A 4ª Turma do Tribunal Regional Federal da 1ª Região (TRF1) reformou decisão e recebeu integralmente uma denúncia de porte e transporte de ouro sem autorização legal. Dessa forma, o processo penal continuará seguindo normalmente.
Na 1ª instância, a 4ª Vara Federal de Roraima (SJRR) havia rejeitado a denúncia do crime de posse e transporte de cerca de 9kg de ouro por entender que o Ministério Público Federal (MPF) falhou na exposição do fato criminoso, em todas as circunstâncias, ao não indicar que norma extrapenal complementa o art. 2º da Lei 8.176/1991 (crime contra a ordem econômica).
O MPF recorreu ao TRF1 sob o argumento de que “o réu se defende dos fatos e não da capitulação legal e o julgador não deve se prender a formalismos exagerados”. Sustentou o ente público que a ausência da norma não deve causar a inépcia da petição inicial, invocando o princípio geral do direito iura novit curia (o juiz conhece o direito).

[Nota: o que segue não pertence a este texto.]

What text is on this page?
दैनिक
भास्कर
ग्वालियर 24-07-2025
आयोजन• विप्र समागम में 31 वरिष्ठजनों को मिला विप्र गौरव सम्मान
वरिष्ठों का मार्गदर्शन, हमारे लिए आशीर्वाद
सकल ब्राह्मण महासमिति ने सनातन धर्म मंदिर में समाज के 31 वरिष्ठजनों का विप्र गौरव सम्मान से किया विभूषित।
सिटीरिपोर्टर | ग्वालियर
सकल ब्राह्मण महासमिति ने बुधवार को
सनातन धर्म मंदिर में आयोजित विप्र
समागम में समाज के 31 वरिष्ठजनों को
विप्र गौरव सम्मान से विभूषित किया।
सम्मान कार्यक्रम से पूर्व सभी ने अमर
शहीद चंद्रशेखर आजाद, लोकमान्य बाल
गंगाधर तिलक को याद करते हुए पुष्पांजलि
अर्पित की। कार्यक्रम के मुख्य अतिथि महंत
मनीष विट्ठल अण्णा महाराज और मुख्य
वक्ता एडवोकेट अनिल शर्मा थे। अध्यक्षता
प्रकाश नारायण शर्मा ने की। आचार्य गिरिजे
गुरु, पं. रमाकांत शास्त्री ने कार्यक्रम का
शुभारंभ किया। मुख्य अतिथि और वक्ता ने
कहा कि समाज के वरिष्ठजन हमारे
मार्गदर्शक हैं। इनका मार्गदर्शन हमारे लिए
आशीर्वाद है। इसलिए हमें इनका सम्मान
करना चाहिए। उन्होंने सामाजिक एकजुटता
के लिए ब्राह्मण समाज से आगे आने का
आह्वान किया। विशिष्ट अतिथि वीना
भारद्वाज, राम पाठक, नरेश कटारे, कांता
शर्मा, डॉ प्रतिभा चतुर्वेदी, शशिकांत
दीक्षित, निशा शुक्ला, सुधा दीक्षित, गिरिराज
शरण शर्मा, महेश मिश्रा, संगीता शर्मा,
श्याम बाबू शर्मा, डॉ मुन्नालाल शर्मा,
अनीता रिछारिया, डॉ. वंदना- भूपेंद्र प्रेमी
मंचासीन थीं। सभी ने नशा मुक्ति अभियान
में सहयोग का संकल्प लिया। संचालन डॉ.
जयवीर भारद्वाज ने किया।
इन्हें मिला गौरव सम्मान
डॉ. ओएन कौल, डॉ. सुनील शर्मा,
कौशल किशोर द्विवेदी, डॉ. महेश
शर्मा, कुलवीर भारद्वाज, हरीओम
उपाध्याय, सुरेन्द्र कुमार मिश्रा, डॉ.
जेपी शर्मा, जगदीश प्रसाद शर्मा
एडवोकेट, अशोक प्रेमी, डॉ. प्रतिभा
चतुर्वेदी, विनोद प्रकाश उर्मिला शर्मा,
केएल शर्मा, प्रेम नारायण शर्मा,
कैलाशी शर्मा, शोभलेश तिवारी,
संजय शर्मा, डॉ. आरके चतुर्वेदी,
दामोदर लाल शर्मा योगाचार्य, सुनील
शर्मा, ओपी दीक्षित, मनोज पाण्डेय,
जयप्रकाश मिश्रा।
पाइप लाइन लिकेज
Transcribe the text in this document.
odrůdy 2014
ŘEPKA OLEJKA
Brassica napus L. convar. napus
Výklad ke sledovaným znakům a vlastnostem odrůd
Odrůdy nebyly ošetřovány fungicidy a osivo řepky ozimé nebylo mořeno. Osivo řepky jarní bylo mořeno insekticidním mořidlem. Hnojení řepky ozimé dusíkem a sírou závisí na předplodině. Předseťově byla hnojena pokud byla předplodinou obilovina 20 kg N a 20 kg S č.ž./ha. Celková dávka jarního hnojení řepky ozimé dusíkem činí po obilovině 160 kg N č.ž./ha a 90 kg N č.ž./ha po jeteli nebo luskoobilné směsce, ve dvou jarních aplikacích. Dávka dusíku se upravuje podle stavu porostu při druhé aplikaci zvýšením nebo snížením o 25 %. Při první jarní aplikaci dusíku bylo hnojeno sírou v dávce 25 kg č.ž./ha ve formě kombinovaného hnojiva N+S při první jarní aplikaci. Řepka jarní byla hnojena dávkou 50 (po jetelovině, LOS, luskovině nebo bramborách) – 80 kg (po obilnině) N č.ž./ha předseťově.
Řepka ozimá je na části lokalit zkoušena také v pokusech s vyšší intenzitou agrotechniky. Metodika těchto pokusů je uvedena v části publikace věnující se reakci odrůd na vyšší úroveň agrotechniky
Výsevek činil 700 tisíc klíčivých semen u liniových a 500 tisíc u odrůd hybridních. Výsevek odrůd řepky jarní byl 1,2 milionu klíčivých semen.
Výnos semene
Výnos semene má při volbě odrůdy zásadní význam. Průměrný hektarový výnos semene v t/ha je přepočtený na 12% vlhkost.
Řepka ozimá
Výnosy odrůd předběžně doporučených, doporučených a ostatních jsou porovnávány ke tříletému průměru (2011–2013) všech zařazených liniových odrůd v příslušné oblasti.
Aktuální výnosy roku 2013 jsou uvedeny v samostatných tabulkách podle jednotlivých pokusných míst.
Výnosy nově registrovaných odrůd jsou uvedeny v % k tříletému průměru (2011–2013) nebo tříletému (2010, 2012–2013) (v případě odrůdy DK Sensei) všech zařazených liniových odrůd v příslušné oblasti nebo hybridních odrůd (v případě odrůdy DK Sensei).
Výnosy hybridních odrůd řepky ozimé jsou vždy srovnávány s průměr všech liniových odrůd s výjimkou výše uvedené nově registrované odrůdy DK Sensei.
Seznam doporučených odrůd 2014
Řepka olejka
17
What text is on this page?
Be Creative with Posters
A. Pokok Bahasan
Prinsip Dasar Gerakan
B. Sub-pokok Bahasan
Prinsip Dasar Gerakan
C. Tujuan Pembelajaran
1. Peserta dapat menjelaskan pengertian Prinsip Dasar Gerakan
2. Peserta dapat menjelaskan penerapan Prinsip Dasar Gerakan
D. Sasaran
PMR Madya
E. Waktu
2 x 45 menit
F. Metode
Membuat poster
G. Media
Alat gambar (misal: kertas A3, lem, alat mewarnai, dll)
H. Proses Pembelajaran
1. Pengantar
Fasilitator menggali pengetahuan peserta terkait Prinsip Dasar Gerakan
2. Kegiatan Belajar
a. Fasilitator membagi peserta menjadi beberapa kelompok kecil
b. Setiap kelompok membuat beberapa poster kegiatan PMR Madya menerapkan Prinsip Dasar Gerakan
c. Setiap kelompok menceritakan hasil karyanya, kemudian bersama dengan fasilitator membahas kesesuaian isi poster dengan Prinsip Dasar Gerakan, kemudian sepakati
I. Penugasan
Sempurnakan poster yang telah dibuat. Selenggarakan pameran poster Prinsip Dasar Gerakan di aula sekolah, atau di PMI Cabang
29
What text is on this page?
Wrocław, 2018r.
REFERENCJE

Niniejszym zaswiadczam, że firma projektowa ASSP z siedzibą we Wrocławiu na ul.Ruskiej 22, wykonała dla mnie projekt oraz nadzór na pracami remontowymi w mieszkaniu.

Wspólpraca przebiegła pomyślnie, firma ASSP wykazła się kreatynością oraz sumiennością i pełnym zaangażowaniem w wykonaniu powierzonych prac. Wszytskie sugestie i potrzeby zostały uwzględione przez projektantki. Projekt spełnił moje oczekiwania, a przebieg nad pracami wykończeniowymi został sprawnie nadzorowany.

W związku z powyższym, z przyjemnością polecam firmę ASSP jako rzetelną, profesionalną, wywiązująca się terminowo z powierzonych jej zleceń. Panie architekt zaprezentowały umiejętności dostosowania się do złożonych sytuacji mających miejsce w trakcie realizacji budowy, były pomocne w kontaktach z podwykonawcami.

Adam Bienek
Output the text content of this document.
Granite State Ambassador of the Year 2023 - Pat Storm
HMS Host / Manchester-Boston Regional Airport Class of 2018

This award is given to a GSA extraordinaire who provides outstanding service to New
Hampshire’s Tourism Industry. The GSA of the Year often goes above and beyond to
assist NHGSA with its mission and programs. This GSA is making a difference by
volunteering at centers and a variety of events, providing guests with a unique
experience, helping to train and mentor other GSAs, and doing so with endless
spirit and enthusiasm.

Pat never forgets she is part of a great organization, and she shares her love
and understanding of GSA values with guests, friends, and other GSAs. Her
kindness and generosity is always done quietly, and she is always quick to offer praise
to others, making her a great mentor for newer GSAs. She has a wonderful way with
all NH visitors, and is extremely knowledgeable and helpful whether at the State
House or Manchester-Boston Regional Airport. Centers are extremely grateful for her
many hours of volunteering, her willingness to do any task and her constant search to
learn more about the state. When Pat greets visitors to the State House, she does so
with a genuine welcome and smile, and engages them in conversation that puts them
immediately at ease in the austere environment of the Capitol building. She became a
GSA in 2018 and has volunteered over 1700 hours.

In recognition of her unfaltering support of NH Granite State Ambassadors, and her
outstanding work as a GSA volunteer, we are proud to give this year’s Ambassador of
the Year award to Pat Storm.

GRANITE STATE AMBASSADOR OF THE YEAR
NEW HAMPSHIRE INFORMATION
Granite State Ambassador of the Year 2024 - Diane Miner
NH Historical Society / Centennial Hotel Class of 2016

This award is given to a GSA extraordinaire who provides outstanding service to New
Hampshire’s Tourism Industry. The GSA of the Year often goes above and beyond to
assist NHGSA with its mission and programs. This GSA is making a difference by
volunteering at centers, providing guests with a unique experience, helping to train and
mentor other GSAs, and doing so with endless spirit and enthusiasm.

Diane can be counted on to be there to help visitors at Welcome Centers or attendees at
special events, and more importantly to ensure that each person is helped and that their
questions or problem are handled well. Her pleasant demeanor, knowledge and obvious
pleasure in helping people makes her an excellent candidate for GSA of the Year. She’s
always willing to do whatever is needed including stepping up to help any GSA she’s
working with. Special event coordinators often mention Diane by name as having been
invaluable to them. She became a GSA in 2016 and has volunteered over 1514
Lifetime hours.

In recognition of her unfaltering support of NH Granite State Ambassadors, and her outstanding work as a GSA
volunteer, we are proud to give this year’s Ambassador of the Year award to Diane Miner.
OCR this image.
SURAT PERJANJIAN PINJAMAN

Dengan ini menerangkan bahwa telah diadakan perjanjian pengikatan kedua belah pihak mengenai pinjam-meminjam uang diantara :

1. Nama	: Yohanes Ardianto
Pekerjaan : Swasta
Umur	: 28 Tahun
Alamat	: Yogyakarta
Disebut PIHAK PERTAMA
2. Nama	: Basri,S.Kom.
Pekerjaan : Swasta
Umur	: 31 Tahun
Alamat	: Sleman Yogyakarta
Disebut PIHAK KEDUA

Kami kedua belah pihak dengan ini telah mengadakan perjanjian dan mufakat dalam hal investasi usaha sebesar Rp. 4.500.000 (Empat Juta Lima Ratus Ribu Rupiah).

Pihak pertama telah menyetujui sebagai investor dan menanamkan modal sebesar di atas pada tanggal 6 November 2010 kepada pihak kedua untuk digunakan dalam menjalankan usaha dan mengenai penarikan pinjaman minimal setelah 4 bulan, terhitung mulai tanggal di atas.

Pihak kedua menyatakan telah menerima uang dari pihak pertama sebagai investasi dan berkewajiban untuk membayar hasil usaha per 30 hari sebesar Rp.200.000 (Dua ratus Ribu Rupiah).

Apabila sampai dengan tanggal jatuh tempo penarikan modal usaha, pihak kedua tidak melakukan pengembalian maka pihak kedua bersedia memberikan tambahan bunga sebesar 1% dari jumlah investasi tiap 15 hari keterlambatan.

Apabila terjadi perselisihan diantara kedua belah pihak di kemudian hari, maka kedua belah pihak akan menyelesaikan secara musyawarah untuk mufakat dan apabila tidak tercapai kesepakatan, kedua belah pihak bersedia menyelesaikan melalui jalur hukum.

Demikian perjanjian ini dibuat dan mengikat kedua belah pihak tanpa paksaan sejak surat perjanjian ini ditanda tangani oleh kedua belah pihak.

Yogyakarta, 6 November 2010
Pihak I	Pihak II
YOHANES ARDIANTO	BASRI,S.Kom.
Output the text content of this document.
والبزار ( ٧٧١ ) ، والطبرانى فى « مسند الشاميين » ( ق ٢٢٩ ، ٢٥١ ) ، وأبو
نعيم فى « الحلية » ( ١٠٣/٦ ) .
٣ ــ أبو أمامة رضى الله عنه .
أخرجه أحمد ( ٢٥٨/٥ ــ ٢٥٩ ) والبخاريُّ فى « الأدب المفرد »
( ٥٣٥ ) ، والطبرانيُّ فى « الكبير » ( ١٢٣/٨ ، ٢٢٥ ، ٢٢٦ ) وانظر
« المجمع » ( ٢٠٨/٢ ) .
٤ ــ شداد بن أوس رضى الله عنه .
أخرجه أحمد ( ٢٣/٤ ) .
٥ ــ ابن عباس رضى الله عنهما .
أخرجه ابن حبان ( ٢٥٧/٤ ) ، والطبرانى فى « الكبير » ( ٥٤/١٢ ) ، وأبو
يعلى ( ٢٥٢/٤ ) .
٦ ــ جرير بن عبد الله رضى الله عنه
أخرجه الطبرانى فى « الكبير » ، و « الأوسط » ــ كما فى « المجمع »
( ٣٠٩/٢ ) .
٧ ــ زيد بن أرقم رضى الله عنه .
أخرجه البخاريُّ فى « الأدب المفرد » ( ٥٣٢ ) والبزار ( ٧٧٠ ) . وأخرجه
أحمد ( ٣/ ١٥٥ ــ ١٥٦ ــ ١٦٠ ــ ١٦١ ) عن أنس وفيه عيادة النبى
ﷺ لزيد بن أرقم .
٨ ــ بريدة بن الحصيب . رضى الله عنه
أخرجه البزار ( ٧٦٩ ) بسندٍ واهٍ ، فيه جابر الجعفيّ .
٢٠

Indícios de autoria e materialidade – Coube ao desembargador federal Olindo Menezes a relatoria do processo. Na análise do caso, o relator verificou que a rejeição da petição inicial ocorreu por não conter os atos normativos que configuram o que seria a “autorização legal”. Sendo o ouro uma matéria-prima pertencente à União (art. 22, X, da Constituição Federal), exige-se comprovação documental da autorização para posse de matéria-prima pertencente à União, de acordo com a lei, explicou o magistrado.
A previsão da comprovação documental da origem lícita do ouro não exige identificação de uma norma secundária específica para a configuração do crime, mas apenas a demonstração de que o possuidor tem ou não autorização para ter e transportar o ouro, destacou.
De acordo com a petição inicial, nenhuma documentação autorizativa foi apresentada, observou, completando que “a denúncia descreve a conduta supostamente delituosa, em termos de tempo, lugar e circunstâncias, com apontamento de indícios suficientes de autoria e materialidade, o que justifica o seu recebimento, nos termos do art. 41 do Código de Processo Penal”.
O recurso ficou assim ementado:
PENAL. PROCESSUAL PENAL. CRIME CONTRA A ORDEM ECONÔMICA (LEI 8.176/91). POSSE E TRANSPORTE DE OURO (8.971 GRAMAS), SEM A RESPECTIVA AUTORIZAÇÃO LEGAL. DENÚNCIA. REQUISITOS MÍNIMOS DO ART. 41. PRESENTES. DESNECESSIDADE DE INDICAÇÃO EXPLICÍTA DA LEGISLAÇÃO COMPLEMENTADORA DO TIPO PENAL DEFINIDO NO ART. 2º DA LEI 8.176/91. REFORMA DA DECISÃO. INTEGRAL RECEBIMENTO DA DENÚNCIA (NA FASE DO ART. 397 DO CPP).
1. Não deve ser rejeitada a denúncia que, em princípio, preenche os requisitos do art. 41 – CPP e está acompanhada de prova da materialidade e de indícios de autoria do crime, ainda que submetidos à confirmação na instrução.
2. Sendo o ouro uma matéria-prima pertencente à União Federal nos termos do art. 22, IX da CF/88, exige-se da pessoa surpreendida na sua posse que demonstre documentalmente a sua origem lícita, circunstância que, independentemente de norma penal secundária, configura, em tese, a prática do delito do art. 2º da Lei 8.176/91.
3. A norma penal do art. 2º da Lei 8.176/1991, ao descrever a necessidade de autorização legal para a posse de matéria prima pertencente à União, não exige a identificação de uma norma secundária específica que lhe complemente para a configuração do tipo penal, mas apenas a demonstração de que o possuidor da matéria prima pertencente à União tem ou não autorização para tê-la, não havendo que se falar em norma penal em branco.
4. Recurso em sentido estrito provido. Recebimento integral da denúncia.
Com essas considerações, o magistrado votou no sentido de reformar a decisão para receber integralmente a denúncia e dar continuidade ao processo penal, sendo acompanhado pela 4ª Turma.